Tak hanya Eric, semua orang di kelas pun tahu bagaimana sifat Hansa. Sudah diberkati dengan wajah tampan, hati anak ini juga seperti malaikat. Baik, bahkan terlampau baik sampai-sampai dengan mudahnya membagikan jawaban ulangan tanpa diminta. Tak ada siswa di kelas yang iri dengan peringkat satu yang Hansa sandang sejak kelas satu, karena menurut mereka, ia layak.

“Han! Tugas Bahasa Inggris minggu kemarin udah ngerjain belum?”

Inilah salah satu contoh dari kebaikan tak selalu dibalas dengan kebaikan pula. Baru saja menginjakkan kaki di kelas, keduanya sudah dihampiri oleh Andrew, anak bandel yang menjadi ketergantungan menyalin tugas Hansa.

“Udah.” Mengabaikan Eric yang melayangkan tatapan sengit pada bocah bergigi gingsul di depannya, Hansa mengangguk tanpa ragu. “Bukunya gue taruh loker, tunggu bentar gue ambil dulu.”

“Tugas Bahasa Inggris aja nyalin. Ngerjain sendiri ‘kan bisa. Lo nggak segoblok itu sampai nggak bisa Bahasa Inggris, ‘kan?” sewot Eric ketika Hansa lebih dulu berjalan ke arah loker yang terletak di bagian belakang kelas.

Cowok lebih tinggi beberapa senti itu menatap Eric dengan sebelah alis terangkat. Sedikit terusik dengan kalimat ketus yang bocah tembam itu layangkan.

“Lha, kok, ngamuk? Orang Hansa yang dipinjemin aja santai aja, tuh.”

“Ya, lo harusnya tahu dirilah, njing. Tiap hari nyalin tugas dia, padahal Hansa sendiri ngerjain pakai otak. Terus gunanya lo sekolah apaan? Nyimeng?” Eric balas menyalak, semakin kesal dengan jawaban yang Andrew beri.

“Eh, ini masih pagi, ya. Jangan bikin orang naik darah. Mau gue gampar, hah? Lo—“

Oh, My God!

Pekikan nyaring dari salah seorang siswi membungkam Andrew, pun dengan Eric yang sudah mengepalkan tangan dan siap melayangkan pukulannya jika bocah itu kelewat batas. Tak hanya mereka, seluruh penghuni kelas pun sama, matanya tertuju pada satu titik di mana Hansa berdiri.
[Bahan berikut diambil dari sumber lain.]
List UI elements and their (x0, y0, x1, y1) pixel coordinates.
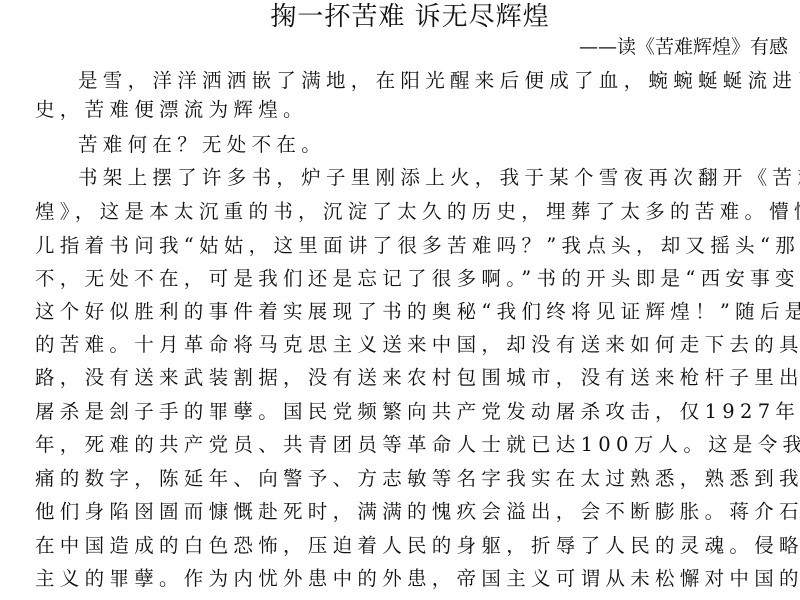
paragraph-line: 书架上摆了许多书，炉子里刚添上火，我于某个雪夜再次翻开《苦难辉 (78, 165, 800, 191)
paragraph-line: 史，苦难便漂流为辉煌。 (35, 97, 308, 123)
paragraph-line: 痛的数字，陈延年、向警予、方志敏等名字我实在太过熟悉，熟悉到我想象着 (35, 466, 800, 492)
document-subtitle: ——读《苦难辉煌》有感 (579, 34, 788, 60)
paragraph-line: 这个好似胜利的事件着实展现了书的奥秘“我们终将见证辉煌！”随后是无尽 (35, 299, 800, 325)
paragraph-line: 屠杀是刽子手的罪孽。国民党频繁向共产党发动屠杀攻击，仅1927年至1932 (35, 399, 800, 425)
paragraph-line: 是雪，洋洋洒洒嵌了满地，在阳光醒来后便成了血，蜿蜿蜒蜒流进了历 (78, 68, 800, 94)
paragraph-line: 在中国造成的白色恐怖，压迫着人民的身躯，折辱了人民的灵魂。侵略是帝国 (35, 533, 800, 559)
paragraph-line: 路，没有送来武装割据，没有送来农村包围城市，没有送来枪杆子里出政权。 (35, 365, 800, 391)
paragraph-line: 年，死难的共产党员、共青团员等革命人士就已达100万人。这是令我手抖心 (35, 432, 800, 458)
paragraph-line: 他们身陷囹圄而慷慨赴死时，满满的愧疚会溢出，会不断膨胀。蒋介石用屠刀 (35, 499, 800, 525)
paragraph-line: 的苦难。十月革命将马克思主义送来中国，却没有送来如何走下去的具体道 (35, 332, 800, 358)
paragraph-line: 苦难何在？无处不在。 (78, 132, 326, 158)
paragraph-line: 主义的罪孽。作为内忧外患中的外患，帝国主义可谓从未松懈对中国的掠夺。 (35, 566, 800, 592)
paragraph-line: 煌》，这是本太沉重的书，沉淀了太久的历史，埋葬了太多的苦难。懵懂的侄 (35, 199, 800, 225)
document-title: 掬一抔苦难 诉无尽辉煌 (0, 2, 800, 32)
paragraph-line: 儿指着书问我“姑姑，这里面讲了很多苦难吗？”我点头，却又摇头“那可 (35, 233, 800, 259)
paragraph-line: 不，无处不在，可是我们还是忘记了很多啊。”书的开头即是“西安事变”， (35, 266, 800, 292)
Di dalam loker tempat Hansa menyimpan beberapa buku dan kaus olahraga, kini dipenuhi sampah dan bangkai seekor tikus yang mulai menguarkan bau tak sedap ketika pintu loker terbuka. Suatu pemandangan tak biasa yang berhasil menarik perhatian seisi kelas. Begitu juga Eric yang kini sudah berdiri di samping Hansa.

Syiett! Ini apaan?!” Bukan Hansa, melainkan Eric-lah yang bereaksi heboh ketika melihat isi loker anak itu.

“Gila, udah kayak di drakor-drakor. Loker anak yang kena bully isinya sampah,” celetuk salah seorang siswi.

Bisik-bisik mulai terlontar dari beberapa bibir yang tak tahan untuk mengutarakan isi pikiran. Meski tak bisa ditampik jika Hansa adalah orang yang sangat berjasa pada kelangsungan nilai mereka, tetapi rumor yang beredar juga tak memungkiri bahwa sebagian anak menaruh curiga pada Hansa. Beberapa dari mereka bahkan yakin dan percaya jika rumor itu benar, dan menganggap jika kebaikan Hansa selama ini hanya bentuk kamuflase untuk menutupi sisi busuknya.

Seiring dengan bising yang mulai berkuasa, sosok Ezra—si ketua kelas—muncul dengan pembawaan tegas seperti biasa.

“Udah, udah. Jangan pada ribut. Mending yang udah dateng bantu Hansa bersihin loker sebelum bel masuk. Biar gue ambil foto sebagai bukti ke wali kelas nanti.”

“Hansa, lo duduk aja di situ. Kaki lo masih sakit, nggak usah ikut bersih-bersih,” titahnya pada Hansa yang masih mematung di depan lokernya tanpa bersuara.

Wajah pemuda itu tampak lebih pucat dari sebelumnya. Ekspresi terkejut yang tak bisa disembunyikan membuat beberapa siswa merasa iba.

“Ayo, duduk, Han. Minum juga, nih, biar agak tenang.”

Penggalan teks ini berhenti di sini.